Kotlin Library Friends - Using the Internals
Posted on 2025-01-12

Let’s say there is a library out there that has a very useful internal method inside of it.

package org.secret

internal class SecretSauce {
    fun onlyForFriends(): Int = 0
}

If you try to use it

import org.secret.SecretSauce
fun myUser(): Boolean {
    SecretSauce().onlyForFriends()
    return true
}

Kotlin compilation will fail with

> Task :lib:compileKotlin FAILED
e: file:///.../Library.kt:5:19 Cannot access 'class SecretSauce : Any': it is internal in file.
e: file:///.../Library.kt:8:5 Cannot access 'class SecretSauce : Any': it is internal in file.
e: file:///.../Library.kt:8:19 Cannot access 'class SecretSauce : Any': it is internal in file.

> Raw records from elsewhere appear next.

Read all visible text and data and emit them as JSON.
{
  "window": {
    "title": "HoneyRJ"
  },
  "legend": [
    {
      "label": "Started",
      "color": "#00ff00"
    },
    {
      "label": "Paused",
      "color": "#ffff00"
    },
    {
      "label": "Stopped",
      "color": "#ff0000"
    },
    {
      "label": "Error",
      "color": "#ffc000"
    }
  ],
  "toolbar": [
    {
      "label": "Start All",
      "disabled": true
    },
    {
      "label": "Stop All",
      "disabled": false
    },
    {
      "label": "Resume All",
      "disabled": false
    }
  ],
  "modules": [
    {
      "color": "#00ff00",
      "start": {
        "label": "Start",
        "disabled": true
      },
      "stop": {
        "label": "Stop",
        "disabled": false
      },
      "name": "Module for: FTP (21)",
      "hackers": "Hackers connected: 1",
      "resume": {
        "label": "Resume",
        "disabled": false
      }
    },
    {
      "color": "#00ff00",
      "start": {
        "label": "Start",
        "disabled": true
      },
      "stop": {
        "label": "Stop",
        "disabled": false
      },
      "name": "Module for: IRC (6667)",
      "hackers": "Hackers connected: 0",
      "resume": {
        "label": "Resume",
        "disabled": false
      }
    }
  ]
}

That’s good! Library internal bits should not be accessible to you.

However, if we really want we can bypass these errors with

@file:Suppress("INVISIBLE_MEMBER", "INVISIBLE_REFERENCE")

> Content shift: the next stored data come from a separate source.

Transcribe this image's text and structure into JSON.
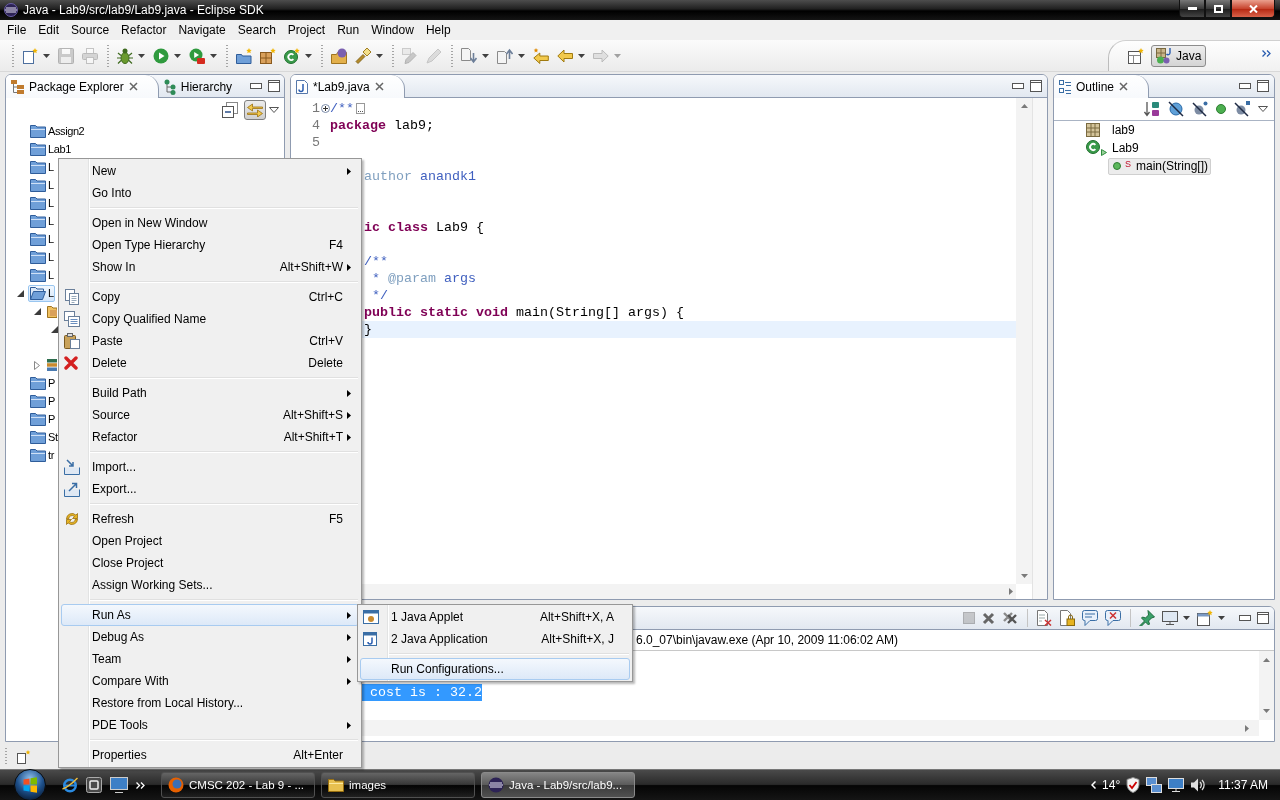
{
  "window": {
    "title": "Java - Lab9/src/lab9/Lab9.java - Eclipse SDK"
  },
  "menu_bar": [
    "File",
    "Edit",
    "Source",
    "Refactor",
    "Navigate",
    "Search",
    "Project",
    "Run",
    "Window",
    "Help"
  ],
  "toolbar": [
    {
      "kind": "new",
      "dropdown": true,
      "disabled": false
    },
    {
      "kind": "save",
      "dropdown": false,
      "disabled": true
    },
    {
      "kind": "print",
      "dropdown": false,
      "disabled": true
    },
    {
      "kind": "separator"
    },
    {
      "kind": "debug",
      "dropdown": true,
      "disabled": false
    },
    {
      "kind": "run",
      "dropdown": true,
      "disabled": false
    },
    {
      "kind": "external",
      "dropdown": true,
      "disabled": false
    },
    {
      "kind": "separator"
    },
    {
      "kind": "project",
      "dropdown": false,
      "disabled": false
    },
    {
      "kind": "package",
      "dropdown": false,
      "disabled": false
    },
    {
      "kind": "class",
      "dropdown": true,
      "disabled": false
    },
    {
      "kind": "separator"
    },
    {
      "kind": "opentype",
      "dropdown": false,
      "disabled": false
    },
    {
      "kind": "search",
      "dropdown": true,
      "disabled": false
    },
    {
      "kind": "separator"
    },
    {
      "kind": "occurrences",
      "dropdown": false,
      "disabled": true
    },
    {
      "kind": "pen",
      "dropdown": false,
      "disabled": true
    },
    {
      "kind": "separator"
    },
    {
      "kind": "nextannotation",
      "dropdown": true,
      "disabled": false
    },
    {
      "kind": "prevannotation",
      "dropdown": true,
      "disabled": false
    },
    {
      "kind": "lastedit",
      "dropdown": false,
      "disabled": false
    },
    {
      "kind": "back",
      "dropdown": true,
      "disabled": false
    },
    {
      "kind": "forward",
      "dropdown": true,
      "disabled": true
    }
  ],
  "perspectives": [
    {
      "label": "Java",
      "selected": true
    }
  ],
  "package_explorer": {
    "tabs": [
      {
        "kind": "packages",
        "label": "Package Explorer",
        "selected": true
      },
      {
        "kind": "hierarchy",
        "label": "Hierarchy",
        "selected": false
      }
    ],
    "toolbar": [
      {
        "kind": "collapse",
        "on": false
      },
      {
        "kind": "link",
        "on": true
      }
    ],
    "tree": [
      {
        "kind": "project",
        "label": "Assign2",
        "selected": false
      },
      {
        "kind": "project",
        "label": "Lab1",
        "selected": false
      },
      {
        "kind": "project",
        "label": "L",
        "selected": false
      },
      {
        "kind": "project",
        "label": "L",
        "selected": false
      },
      {
        "kind": "project",
        "label": "L",
        "selected": false
      },
      {
        "kind": "project",
        "label": "L",
        "selected": false
      },
      {
        "kind": "project",
        "label": "L",
        "selected": false
      },
      {
        "kind": "project",
        "label": "L",
        "selected": false
      },
      {
        "kind": "project",
        "label": "L",
        "selected": false
      },
      {
        "kind": "project",
        "label": "L",
        "selected": true,
        "expanded": true,
        "children": [
          {
            "kind": "source",
            "selected": false,
            "expanded": true,
            "children": [
              {
                "expanded": true
              }
            ]
          },
          {
            "kind": "library",
            "selected": false,
            "expanded": false
          }
        ]
      },
      {
        "kind": "project",
        "label": "P",
        "selected": false
      },
      {
        "kind": "project",
        "label": "P",
        "selected": false
      },
      {
        "kind": "project",
        "label": "P",
        "selected": false
      },
      {
        "kind": "project",
        "label": "St",
        "selected": false
      },
      {
        "kind": "project",
        "label": "tr",
        "selected": false
      }
    ]
  },
  "editor": {
    "tabs": [
      {
        "kind": "java",
        "label": "*Lab9.java",
        "selected": true
      }
    ],
    "lines": [
      {
        "kind": "numbered",
        "number": "1",
        "folded": true,
        "current": false,
        "code": [
          {
            "kind": "comment",
            "text": "/**"
          }
        ]
      },
      {
        "kind": "numbered",
        "number": "4",
        "current": false,
        "code": [
          {
            "kind": "keyword",
            "text": "package"
          },
          {
            "kind": "plain",
            "text": " lab9;"
          }
        ]
      },
      {
        "kind": "numbered",
        "number": "5",
        "current": false
      },
      {
        "kind": "blank"
      },
      {
        "kind": "covered",
        "current": false,
        "code": [
          {
            "kind": "tag",
            "text": "author"
          },
          {
            "kind": "comment",
            "text": " anandk1"
          }
        ]
      },
      {
        "kind": "blank"
      },
      {
        "kind": "blank"
      },
      {
        "kind": "covered",
        "current": false,
        "code": [
          {
            "kind": "keyword",
            "text": "ic class"
          },
          {
            "kind": "plain",
            "text": " Lab9 {"
          }
        ]
      },
      {
        "kind": "blank"
      },
      {
        "kind": "covered",
        "current": false,
        "code": [
          {
            "kind": "comment",
            "text": "/**"
          }
        ]
      },
      {
        "kind": "covered",
        "current": false,
        "code": [
          {
            "kind": "comment",
            "text": " * "
          },
          {
            "kind": "tag",
            "text": "@param"
          },
          {
            "kind": "comment",
            "text": " args"
          }
        ]
      },
      {
        "kind": "covered",
        "current": false,
        "code": [
          {
            "kind": "comment",
            "text": " */"
          }
        ]
      },
      {
        "kind": "covered",
        "current": false,
        "code": [
          {
            "kind": "keyword",
            "text": "public static void"
          },
          {
            "kind": "plain",
            "text": " main(String[] args) {"
          }
        ]
      },
      {
        "kind": "covered",
        "current": true,
        "code": [
          {
            "kind": "plain",
            "text": "}"
          }
        ]
      }
    ]
  },
  "outline": {
    "tabs": [
      {
        "kind": "outline",
        "label": "Outline",
        "selected": true
      }
    ],
    "tree": [
      {
        "kind": "package",
        "label": "lab9",
        "selected": false
      },
      {
        "kind": "class",
        "label": "Lab9",
        "selected": false,
        "children": [
          {
            "kind": "method",
            "label": "main(String[])",
            "badge": "S",
            "selected": true
          }
        ]
      }
    ]
  },
  "console": {
    "toolbar": [
      {
        "kind": "terminate",
        "dropdown": false,
        "disabled": true
      },
      {
        "kind": "remove",
        "dropdown": false,
        "disabled": false
      },
      {
        "kind": "removeall",
        "dropdown": false,
        "disabled": false
      },
      {
        "kind": "separator"
      },
      {
        "kind": "clear",
        "dropdown": false,
        "disabled": false
      },
      {
        "kind": "scrolllock",
        "dropdown": false,
        "disabled": false
      },
      {
        "kind": "stdout",
        "dropdown": false,
        "disabled": false
      },
      {
        "kind": "stderr",
        "dropdown": false,
        "disabled": false
      },
      {
        "kind": "separator"
      },
      {
        "kind": "pin",
        "dropdown": false,
        "disabled": false
      },
      {
        "kind": "display",
        "dropdown": true,
        "disabled": false
      },
      {
        "kind": "open",
        "dropdown": true,
        "disabled": false
      }
    ],
    "description": "6.0_07\\bin\\javaw.exe (Apr 10, 2009 11:06:02 AM)",
    "output": [
      {
        "text": "cost is : 32.2",
        "selected": true
      }
    ]
  },
  "context_menu": {
    "items": [
      {
        "kind": "plain",
        "label": "New",
        "submenu": true,
        "selected": false
      },
      {
        "kind": "plain",
        "label": "Go Into",
        "submenu": false,
        "selected": false
      },
      {
        "kind": "separator"
      },
      {
        "kind": "plain",
        "label": "Open in New Window",
        "submenu": false,
        "selected": false
      },
      {
        "kind": "plain",
        "label": "Open Type Hierarchy",
        "shortcut": "F4",
        "submenu": false,
        "selected": false
      },
      {
        "kind": "plain",
        "label": "Show In",
        "shortcut": "Alt+Shift+W",
        "submenu": true,
        "selected": false
      },
      {
        "kind": "separator"
      },
      {
        "kind": "copy",
        "label": "Copy",
        "shortcut": "Ctrl+C",
        "submenu": false,
        "selected": false
      },
      {
        "kind": "qualified",
        "label": "Copy Qualified Name",
        "submenu": false,
        "selected": false
      },
      {
        "kind": "paste",
        "label": "Paste",
        "shortcut": "Ctrl+V",
        "submenu": false,
        "selected": false
      },
      {
        "kind": "delete",
        "label": "Delete",
        "shortcut": "Delete",
        "submenu": false,
        "selected": false
      },
      {
        "kind": "separator"
      },
      {
        "kind": "plain",
        "label": "Build Path",
        "submenu": true,
        "selected": false
      },
      {
        "kind": "plain",
        "label": "Source",
        "shortcut": "Alt+Shift+S",
        "submenu": true,
        "selected": false
      },
      {
        "kind": "plain",
        "label": "Refactor",
        "shortcut": "Alt+Shift+T",
        "submenu": true,
        "selected": false
      },
      {
        "kind": "separator"
      },
      {
        "kind": "import",
        "label": "Import...",
        "submenu": false,
        "selected": false
      },
      {
        "kind": "export",
        "label": "Export...",
        "submenu": false,
        "selected": false
      },
      {
        "kind": "separator"
      },
      {
        "kind": "refresh",
        "label": "Refresh",
        "shortcut": "F5",
        "submenu": false,
        "selected": false
      },
      {
        "kind": "plain",
        "label": "Open Project",
        "submenu": false,
        "selected": false
      },
      {
        "kind": "plain",
        "label": "Close Project",
        "submenu": false,
        "selected": false
      },
      {
        "kind": "plain",
        "label": "Assign Working Sets...",
        "submenu": false,
        "selected": false
      },
      {
        "kind": "separator"
      },
      {
        "kind": "plain",
        "label": "Run As",
        "submenu": true,
        "selected": true
      },
      {
        "kind": "plain",
        "label": "Debug As",
        "submenu": true,
        "selected": false
      },
      {
        "kind": "plain",
        "label": "Team",
        "submenu": true,
        "selected": false
      },
      {
        "kind": "plain",
        "label": "Compare With",
        "submenu": true,
        "selected": false
      },
      {
        "kind": "plain",
        "label": "Restore from Local History...",
        "submenu": false,
        "selected": false
      },
      {
        "kind": "plain",
        "label": "PDE Tools",
        "submenu": true,
        "selected": false
      },
      {
        "kind": "separator"
      },
      {
        "kind": "plain",
        "label": "Properties",
        "shortcut": "Alt+Enter",
        "submenu": false,
        "selected": false
      }
    ]
  },
  "submenu": {
    "items": [
      {
        "kind": "applet",
        "label": "1 Java Applet",
        "shortcut": "Alt+Shift+X, A",
        "submenu": false,
        "selected": false
      },
      {
        "kind": "application",
        "label": "2 Java Application",
        "shortcut": "Alt+Shift+X, J",
        "submenu": false,
        "selected": false
      },
      {
        "kind": "separator"
      },
      {
        "kind": "plain",
        "label": "Run Configurations...",
        "submenu": false,
        "selected": true
      }
    ]
  },
  "taskbar": {
    "tasks": [
      {
        "kind": "browser",
        "label": "CMSC 202 - Lab 9 - ...",
        "selected": false
      },
      {
        "kind": "folder",
        "label": "images",
        "selected": false
      },
      {
        "kind": "ide",
        "label": "Java - Lab9/src/lab9...",
        "selected": true
      }
    ],
    "temperature": "14°",
    "clock": "11:37 AM"
  }
}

Jesse Wilson has a great write-up about this suppression.

Sadly, this workaround is getting phased out starting with Kotlin 2.1, and now you will get a warning that will eventually be an insuppressible error.

Is there a different way?

One might wonder, how do src/main and src/test compilations work, as they are two different Kotlin invocations in Gradle and src/test is able to access src/main internal types. If you look at the compiler argument options you’ll find -Xfriend-paths=path/to/classes/ which is the mechanism for this. If we were naughty, we could use this same argument for ourselves with an external library.

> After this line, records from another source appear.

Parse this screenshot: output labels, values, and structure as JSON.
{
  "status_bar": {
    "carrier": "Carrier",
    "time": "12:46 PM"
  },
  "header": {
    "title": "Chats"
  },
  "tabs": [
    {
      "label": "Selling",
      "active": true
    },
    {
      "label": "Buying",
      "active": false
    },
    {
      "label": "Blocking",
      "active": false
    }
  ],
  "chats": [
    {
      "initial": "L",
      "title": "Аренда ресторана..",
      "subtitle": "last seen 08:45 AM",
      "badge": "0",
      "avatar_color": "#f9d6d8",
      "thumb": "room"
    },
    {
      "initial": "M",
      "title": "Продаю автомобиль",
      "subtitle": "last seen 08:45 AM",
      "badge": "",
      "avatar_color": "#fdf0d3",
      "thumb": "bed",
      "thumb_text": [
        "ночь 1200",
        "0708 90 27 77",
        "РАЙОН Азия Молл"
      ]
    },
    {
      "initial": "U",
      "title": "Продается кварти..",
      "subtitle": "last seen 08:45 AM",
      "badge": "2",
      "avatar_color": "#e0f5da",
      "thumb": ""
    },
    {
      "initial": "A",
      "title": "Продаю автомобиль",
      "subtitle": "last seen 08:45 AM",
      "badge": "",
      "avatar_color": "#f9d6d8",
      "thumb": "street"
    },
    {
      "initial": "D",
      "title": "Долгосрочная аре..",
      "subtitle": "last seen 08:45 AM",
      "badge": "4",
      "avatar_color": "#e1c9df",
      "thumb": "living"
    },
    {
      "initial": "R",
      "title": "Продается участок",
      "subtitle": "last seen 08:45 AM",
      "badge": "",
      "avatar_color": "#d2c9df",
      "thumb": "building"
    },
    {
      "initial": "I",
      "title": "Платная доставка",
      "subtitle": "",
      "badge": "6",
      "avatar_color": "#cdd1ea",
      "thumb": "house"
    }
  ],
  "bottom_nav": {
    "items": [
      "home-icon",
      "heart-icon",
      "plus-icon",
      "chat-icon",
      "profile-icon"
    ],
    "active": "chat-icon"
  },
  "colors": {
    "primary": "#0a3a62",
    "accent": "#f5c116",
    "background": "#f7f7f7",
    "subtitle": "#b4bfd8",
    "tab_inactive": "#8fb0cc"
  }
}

// Create a configuration we can use to track friend libraries
val friends = configurations.create("friends") {
    isCanBeResolved = true
    isCanBeConsumed = false
    isTransitive = false
}
// Make sure friends libraries are on the classpath
configurations.findByName("implementation")?.extendsFrom(friends)
// Make these libraries friends :) 
tasks.withType<KotlinCompile>().configureEach {
    friendPaths.from(friends.incoming.artifactView { }.files)
}
// Add libraries you want to 
dependencies {
    friends("org.example:secret-sauce:1.0.0")
}

Now, we no longer need the suppression, all the internal types will be accessible as if they were part of our own library. Sadly, it does seem that Intellij / Android Studio understand these sneaky friendships.

Note, any use of internal types is completely at your own risk, they are hidden on purpose, and thus you might break the library or the library owners will break you on the library update.